- Directed by: W. P. Kellino
- Written by: Walter Scott (poem) Alicia Ramsey
- Starring: Owen Nares Gladys Jennings Dick Webb Cecil Morton York
- Cinematography: Basil Emmott
- Production company: Stoll Pictures
- Distributed by: Stoll Pictures
- Release date: October 1923;
- Running time: 5,500 feet
- Country: United Kingdom
- Languages: Silent English intertitles

= Young Lochinvar =

1923 film

Young Lochinvar is a 1923 British silent historical drama film directed by W. P. Kellino and starring Owen Nares, Gladys Jennings, and Dick Webb. The screenplay was based on J. E. Muddock’s 1896 novel Young Lochinvar, A Tale of the Border Country, which was based on Canto V, XII of the poem Marmion by Walter Scott.

==Plot==
In 15th century Scotland, a young knight, Lochinvar, was betrothed from birth to Cecilia, daughter of Johnstone of Lockwood. Helen is betrothed to Musgrave, a man she does not love. Lochinvar and Helen meet and fall in love, and Musgrave is wounded by Cecilia's brother Alick. Helen doesn't want to marry Musgrave, and as the date of her wedding draws near she sends a message to Lochinvar to help her.
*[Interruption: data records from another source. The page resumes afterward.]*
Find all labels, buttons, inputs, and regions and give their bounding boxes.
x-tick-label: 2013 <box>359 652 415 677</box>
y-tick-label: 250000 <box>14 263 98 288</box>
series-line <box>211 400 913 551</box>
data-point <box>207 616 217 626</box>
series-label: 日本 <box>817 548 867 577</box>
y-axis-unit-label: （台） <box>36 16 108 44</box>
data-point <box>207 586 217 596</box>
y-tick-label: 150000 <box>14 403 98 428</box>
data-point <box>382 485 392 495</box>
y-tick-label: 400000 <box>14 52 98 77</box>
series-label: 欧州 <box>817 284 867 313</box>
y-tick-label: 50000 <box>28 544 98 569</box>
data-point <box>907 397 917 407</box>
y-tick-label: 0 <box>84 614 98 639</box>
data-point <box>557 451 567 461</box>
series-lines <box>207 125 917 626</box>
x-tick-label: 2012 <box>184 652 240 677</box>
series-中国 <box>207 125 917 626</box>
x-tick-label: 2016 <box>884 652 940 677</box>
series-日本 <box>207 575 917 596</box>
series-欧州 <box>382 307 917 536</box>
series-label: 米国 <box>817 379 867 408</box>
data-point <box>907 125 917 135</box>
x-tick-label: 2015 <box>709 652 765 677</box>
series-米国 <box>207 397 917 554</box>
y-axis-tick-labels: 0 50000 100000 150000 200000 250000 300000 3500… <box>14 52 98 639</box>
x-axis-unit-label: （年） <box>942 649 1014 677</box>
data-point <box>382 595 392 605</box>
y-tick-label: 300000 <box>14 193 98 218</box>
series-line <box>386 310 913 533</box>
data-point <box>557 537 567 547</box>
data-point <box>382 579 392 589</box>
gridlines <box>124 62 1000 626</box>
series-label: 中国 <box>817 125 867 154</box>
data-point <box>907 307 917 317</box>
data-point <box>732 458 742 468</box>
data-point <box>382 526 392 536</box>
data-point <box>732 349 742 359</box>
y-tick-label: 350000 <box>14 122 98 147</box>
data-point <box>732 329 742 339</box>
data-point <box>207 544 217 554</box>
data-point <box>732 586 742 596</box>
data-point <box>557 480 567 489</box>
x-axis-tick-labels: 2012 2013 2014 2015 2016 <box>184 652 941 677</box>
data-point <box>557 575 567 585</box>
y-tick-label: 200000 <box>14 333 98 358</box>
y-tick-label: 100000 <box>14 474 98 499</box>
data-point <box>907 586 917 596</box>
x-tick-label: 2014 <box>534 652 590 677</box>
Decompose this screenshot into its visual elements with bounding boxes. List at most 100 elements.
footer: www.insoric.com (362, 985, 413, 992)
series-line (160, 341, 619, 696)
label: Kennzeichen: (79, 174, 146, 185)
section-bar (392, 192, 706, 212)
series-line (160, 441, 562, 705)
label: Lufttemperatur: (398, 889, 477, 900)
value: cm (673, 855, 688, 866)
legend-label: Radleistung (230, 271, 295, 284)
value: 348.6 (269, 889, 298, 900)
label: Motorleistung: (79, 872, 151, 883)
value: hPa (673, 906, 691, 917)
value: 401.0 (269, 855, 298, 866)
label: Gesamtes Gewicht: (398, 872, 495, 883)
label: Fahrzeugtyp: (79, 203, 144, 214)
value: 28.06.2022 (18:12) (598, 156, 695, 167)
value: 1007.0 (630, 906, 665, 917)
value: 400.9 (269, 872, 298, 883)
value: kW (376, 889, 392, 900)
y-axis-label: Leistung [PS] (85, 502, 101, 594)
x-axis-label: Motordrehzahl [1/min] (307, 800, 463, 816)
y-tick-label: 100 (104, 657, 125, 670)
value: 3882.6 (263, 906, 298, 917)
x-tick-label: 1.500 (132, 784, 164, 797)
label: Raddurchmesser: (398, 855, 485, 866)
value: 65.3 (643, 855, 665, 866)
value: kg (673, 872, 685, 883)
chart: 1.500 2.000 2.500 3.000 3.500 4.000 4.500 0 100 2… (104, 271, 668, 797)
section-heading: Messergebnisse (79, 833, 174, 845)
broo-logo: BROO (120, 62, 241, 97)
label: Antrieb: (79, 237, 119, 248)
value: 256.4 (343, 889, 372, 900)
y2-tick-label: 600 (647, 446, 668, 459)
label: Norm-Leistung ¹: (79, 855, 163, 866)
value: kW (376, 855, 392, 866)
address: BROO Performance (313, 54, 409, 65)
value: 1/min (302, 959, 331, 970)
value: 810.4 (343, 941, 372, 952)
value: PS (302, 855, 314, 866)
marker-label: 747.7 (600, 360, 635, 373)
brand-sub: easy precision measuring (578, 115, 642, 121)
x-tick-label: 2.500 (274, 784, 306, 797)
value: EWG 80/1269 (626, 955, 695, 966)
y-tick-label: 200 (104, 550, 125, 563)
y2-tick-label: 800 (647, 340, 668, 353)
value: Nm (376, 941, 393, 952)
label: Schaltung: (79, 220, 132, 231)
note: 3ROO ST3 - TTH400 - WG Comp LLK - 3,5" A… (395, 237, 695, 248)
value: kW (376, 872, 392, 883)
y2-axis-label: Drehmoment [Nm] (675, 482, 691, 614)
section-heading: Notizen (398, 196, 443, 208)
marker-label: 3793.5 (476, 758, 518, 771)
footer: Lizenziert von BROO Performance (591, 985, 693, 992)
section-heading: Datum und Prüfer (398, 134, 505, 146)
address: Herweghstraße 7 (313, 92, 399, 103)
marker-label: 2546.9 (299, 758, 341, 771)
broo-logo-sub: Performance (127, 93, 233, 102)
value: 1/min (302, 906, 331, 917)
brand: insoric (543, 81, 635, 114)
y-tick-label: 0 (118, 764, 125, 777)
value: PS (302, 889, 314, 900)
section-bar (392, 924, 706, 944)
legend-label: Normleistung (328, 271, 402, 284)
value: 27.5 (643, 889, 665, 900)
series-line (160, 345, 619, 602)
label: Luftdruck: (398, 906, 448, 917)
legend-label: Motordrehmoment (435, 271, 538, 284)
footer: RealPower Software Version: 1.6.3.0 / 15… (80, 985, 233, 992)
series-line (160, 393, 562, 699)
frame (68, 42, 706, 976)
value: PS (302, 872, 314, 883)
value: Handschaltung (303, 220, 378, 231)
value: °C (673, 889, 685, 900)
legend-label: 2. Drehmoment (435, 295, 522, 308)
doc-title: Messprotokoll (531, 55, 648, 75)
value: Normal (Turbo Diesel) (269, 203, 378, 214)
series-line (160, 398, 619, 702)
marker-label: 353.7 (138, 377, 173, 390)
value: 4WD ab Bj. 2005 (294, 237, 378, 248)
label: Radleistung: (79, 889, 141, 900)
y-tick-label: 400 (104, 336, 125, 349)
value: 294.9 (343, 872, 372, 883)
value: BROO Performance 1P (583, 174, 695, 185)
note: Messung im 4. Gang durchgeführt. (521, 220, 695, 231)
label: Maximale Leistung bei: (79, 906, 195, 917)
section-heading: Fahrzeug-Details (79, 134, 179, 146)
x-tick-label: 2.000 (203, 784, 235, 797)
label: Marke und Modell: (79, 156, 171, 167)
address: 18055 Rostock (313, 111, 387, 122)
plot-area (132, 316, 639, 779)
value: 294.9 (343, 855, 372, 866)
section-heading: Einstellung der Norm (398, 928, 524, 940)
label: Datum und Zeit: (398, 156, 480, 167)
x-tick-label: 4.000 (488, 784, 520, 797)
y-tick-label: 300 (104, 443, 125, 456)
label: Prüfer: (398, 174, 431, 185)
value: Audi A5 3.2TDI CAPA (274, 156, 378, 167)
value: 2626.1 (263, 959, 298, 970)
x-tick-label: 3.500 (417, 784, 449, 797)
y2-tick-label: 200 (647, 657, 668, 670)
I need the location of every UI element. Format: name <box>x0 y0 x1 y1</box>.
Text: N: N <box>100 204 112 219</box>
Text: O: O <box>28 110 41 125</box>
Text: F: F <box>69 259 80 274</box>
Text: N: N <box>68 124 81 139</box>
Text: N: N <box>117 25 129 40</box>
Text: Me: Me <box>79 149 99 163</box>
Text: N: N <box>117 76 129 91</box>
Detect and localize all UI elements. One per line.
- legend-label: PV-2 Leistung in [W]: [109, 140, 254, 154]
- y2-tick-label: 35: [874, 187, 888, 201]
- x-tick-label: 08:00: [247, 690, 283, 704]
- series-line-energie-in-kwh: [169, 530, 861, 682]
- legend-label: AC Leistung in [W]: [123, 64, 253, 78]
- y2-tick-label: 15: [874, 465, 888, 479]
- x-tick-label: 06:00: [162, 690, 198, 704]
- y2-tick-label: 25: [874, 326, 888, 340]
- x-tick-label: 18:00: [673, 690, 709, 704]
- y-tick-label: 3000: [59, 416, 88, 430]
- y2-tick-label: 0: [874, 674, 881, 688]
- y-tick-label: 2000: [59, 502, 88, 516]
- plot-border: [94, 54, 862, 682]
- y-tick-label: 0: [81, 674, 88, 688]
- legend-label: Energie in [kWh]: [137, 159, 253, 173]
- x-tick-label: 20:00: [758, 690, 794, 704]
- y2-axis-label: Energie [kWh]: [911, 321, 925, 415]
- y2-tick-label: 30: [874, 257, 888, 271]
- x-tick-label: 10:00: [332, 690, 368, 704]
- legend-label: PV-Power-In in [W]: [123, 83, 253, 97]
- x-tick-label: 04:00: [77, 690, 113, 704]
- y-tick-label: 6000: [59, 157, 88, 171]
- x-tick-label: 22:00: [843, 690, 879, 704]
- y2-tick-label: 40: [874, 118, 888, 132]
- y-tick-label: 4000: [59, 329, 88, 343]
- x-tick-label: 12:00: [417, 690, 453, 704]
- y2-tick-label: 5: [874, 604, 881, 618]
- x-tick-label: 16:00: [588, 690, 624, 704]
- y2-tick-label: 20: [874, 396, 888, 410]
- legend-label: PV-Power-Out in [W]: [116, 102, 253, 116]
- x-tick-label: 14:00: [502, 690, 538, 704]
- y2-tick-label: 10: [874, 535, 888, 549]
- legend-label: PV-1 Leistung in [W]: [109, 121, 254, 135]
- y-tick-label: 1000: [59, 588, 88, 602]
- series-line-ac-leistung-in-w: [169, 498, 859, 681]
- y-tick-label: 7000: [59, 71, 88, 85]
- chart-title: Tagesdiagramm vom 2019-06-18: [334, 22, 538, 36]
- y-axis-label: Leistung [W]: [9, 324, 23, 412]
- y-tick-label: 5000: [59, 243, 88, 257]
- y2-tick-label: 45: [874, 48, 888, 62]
Lochinvar arrives at Helen's wedding, asking for a dance. He sweeps her off her feet and onto his horse, and rides away with her. The couple are married at Lochinvar's home. Helen's family follows, and threaten violence, but Musgrave arrives, states that Lochinvar and Helen are in love, and he wishes them a happy life.

==Cast==
- Owen Nares as Lochinvar
- Gladys Jennings as Ellen Graeme
- Dick Webb as Musgrave
- Cecil Morton York as Johnstone
- Charles Barratt as Alick Johnstone
- Bertie Wright as Brookie
- Lionel Braham as Jamie the Ox
- Dorothy Harris as Cecilia Johnstone
- J. Nelson Ramsay as Graeme

==Bibliography==
- Low, Rachael. History of the British Film, 1918–1929. George Allen & Unwin, 1971.